Step 1. Power up:
- Subtract the anger - she is unhappy too - there is a path forward. It might be together or not. That will take a little time.
- Subtract the fear. ACCEPTANCE. The worst thing that might happen is that you divorce. I know that is sad. But you will both get over it. DO NOT MENTION THE D WORD TO HER at this point and don't even reply if she says it to you. Just internally accept it. This will make you WAY less anxious.
- Start going to the gym A LOT. Eat healthy - get enough sleep. This will change your mindset a LOT.
Step 2: Begin to learn good ways to interact with her.

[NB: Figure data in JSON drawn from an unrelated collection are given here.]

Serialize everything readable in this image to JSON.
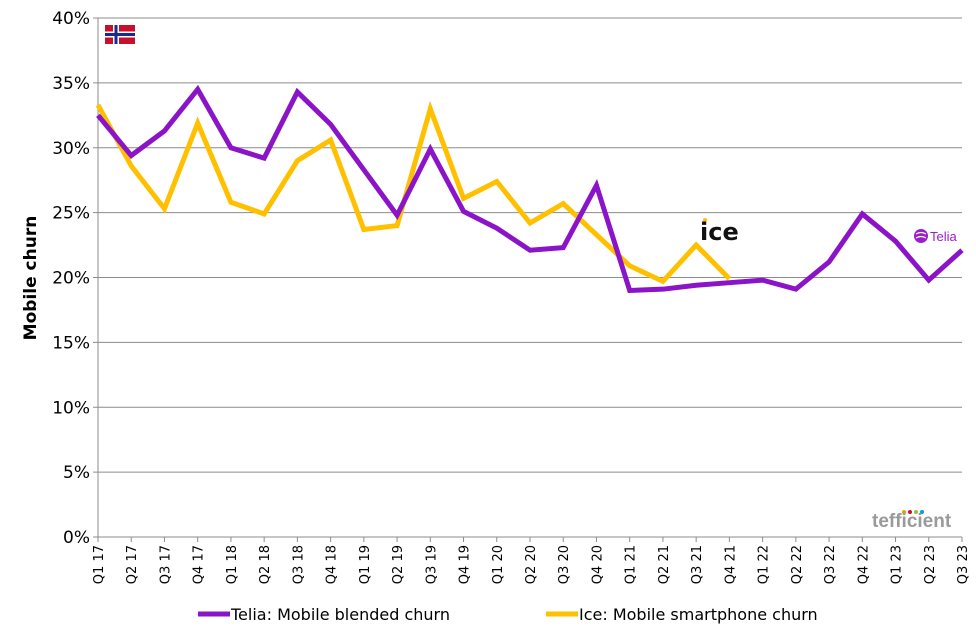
{
  "chart_data": {
    "type": "line",
    "ylabel": "Mobile churn",
    "xlabel": "",
    "ylim": [
      0,
      40
    ],
    "yticks": [
      "0%",
      "5%",
      "10%",
      "15%",
      "20%",
      "25%",
      "30%",
      "35%",
      "40%"
    ],
    "ytick_values": [
      0,
      5,
      10,
      15,
      20,
      25,
      30,
      35,
      40
    ],
    "grid": "horizontal",
    "legend_position": "bottom",
    "categories": [
      "Q1 17",
      "Q2 17",
      "Q3 17",
      "Q4 17",
      "Q1 18",
      "Q2 18",
      "Q3 18",
      "Q4 18",
      "Q1 19",
      "Q2 19",
      "Q3 19",
      "Q4 19",
      "Q1 20",
      "Q2 20",
      "Q3 20",
      "Q4 20",
      "Q1 21",
      "Q2 21",
      "Q3 21",
      "Q4 21",
      "Q1 22",
      "Q2 22",
      "Q3 22",
      "Q4 22",
      "Q1 23",
      "Q2 23",
      "Q3 23"
    ],
    "series": [
      {
        "name": "Telia: Mobile blended churn",
        "color": "#8b14c8",
        "values": [
          32.5,
          29.4,
          31.3,
          34.5,
          30.0,
          29.2,
          34.3,
          31.8,
          28.3,
          24.8,
          29.9,
          25.1,
          23.8,
          22.1,
          22.3,
          27.1,
          19.0,
          19.1,
          19.4,
          19.6,
          19.8,
          19.1,
          21.2,
          24.9,
          22.8,
          19.8,
          22.1
        ]
      },
      {
        "name": "Ice: Mobile smartphone churn",
        "color": "#ffc000",
        "values": [
          33.3,
          28.6,
          25.3,
          31.9,
          25.8,
          24.9,
          29.0,
          30.6,
          23.7,
          24.0,
          33.0,
          26.1,
          27.4,
          24.2,
          25.7,
          23.3,
          20.9,
          19.7,
          22.5,
          19.9,
          null,
          null,
          null,
          null,
          null,
          null,
          null
        ]
      }
    ],
    "annotations": {
      "ice_logo": "ice",
      "telia_logo": "Telia",
      "tefficient_logo": "tefficient",
      "flag": "norway-flag"
    }
  }
}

- When my wife is bittchy I am quiet and make the effort to be calm. When I do this she tries to push my buttons. She will repeatedly say - "are you mad - why are you mad?" and stuff like that. I just don't reply. And I tell her I am need to go do something else and then I create some space.
- And then I let her come to me. I mean I am polite and friendly and if she NICELY asks me to do something I do it. If she asks in a mean way I just say - I can't do that. If she asks why I tell her to ask nicely at some future point and she will likely get a different answer.
- If she is aggressive/mean - I say "when you can speak to me constructively I will talk to you" and wait. She either changes tone or I walk away.
- And I am fine being in the house - being polite in sort of an emotionally reserved state - for as long as it takes. And in fact the more aggressive she gets the more time I spend AWAY from her. She wants a break from the kid - no problem - I take the baby on a nice long long walk with a bottle.
And I just repeat the same mantra. You seem angry a lot - if you can treat me nicely we can interact - otherwise not.
If you DON'T let her get you wound up - you won't feel anxious and the emotional need to go find a way to make up will be gone.
Suggest MC - usually crazy people KNOW they are being that way and act accordingly. Meaning they AVOID MC like the plague.
Originally Posted by wheretogofromhere View Post
Wow, not sure where to start. I guess can say I have a very controlling wife. Going into this marriage was probably a little to fast. But we both knew each other, our passions and what we did in life to keep us going. Since our marriage, I have lost complete control over my own life. She finds the negative in every situation. It is never "good job", "go have fun", or anything positive or happy. Its always, "whats this charge", "what did you buy for 7.32 ", "what took you so long", "dont hold the baby like that", dont do this, dont do that, maybe one day, etc etc etc. It has gone from big things, to now everything. It has weakened me to a point that I dont even want to interact with people, or even talk. Im in a managerial role at work, and it has completely changed my work ethic. I am passive at home, passive at work, passive with friends. Shoot, what friends I have left.
I am not sure if this is curable, and am beginning to think I am wasting time staying in this state. it has gotten to a point I have no patience everytime she says anything negative to me. My blood boils and it feels like I have 1000 tons of bricks on my chest every day.
I have tried to talk to her about it, but either something from the past gets brought up, or it just gets turned around. then she plays the silent game for about 4 hours. I dont even ask to do anything anymore to reduce conflict, and when I do it takes 2 days of energy building just to get the nerve to do it.
I used to have control of my life, wha should I do to get it back?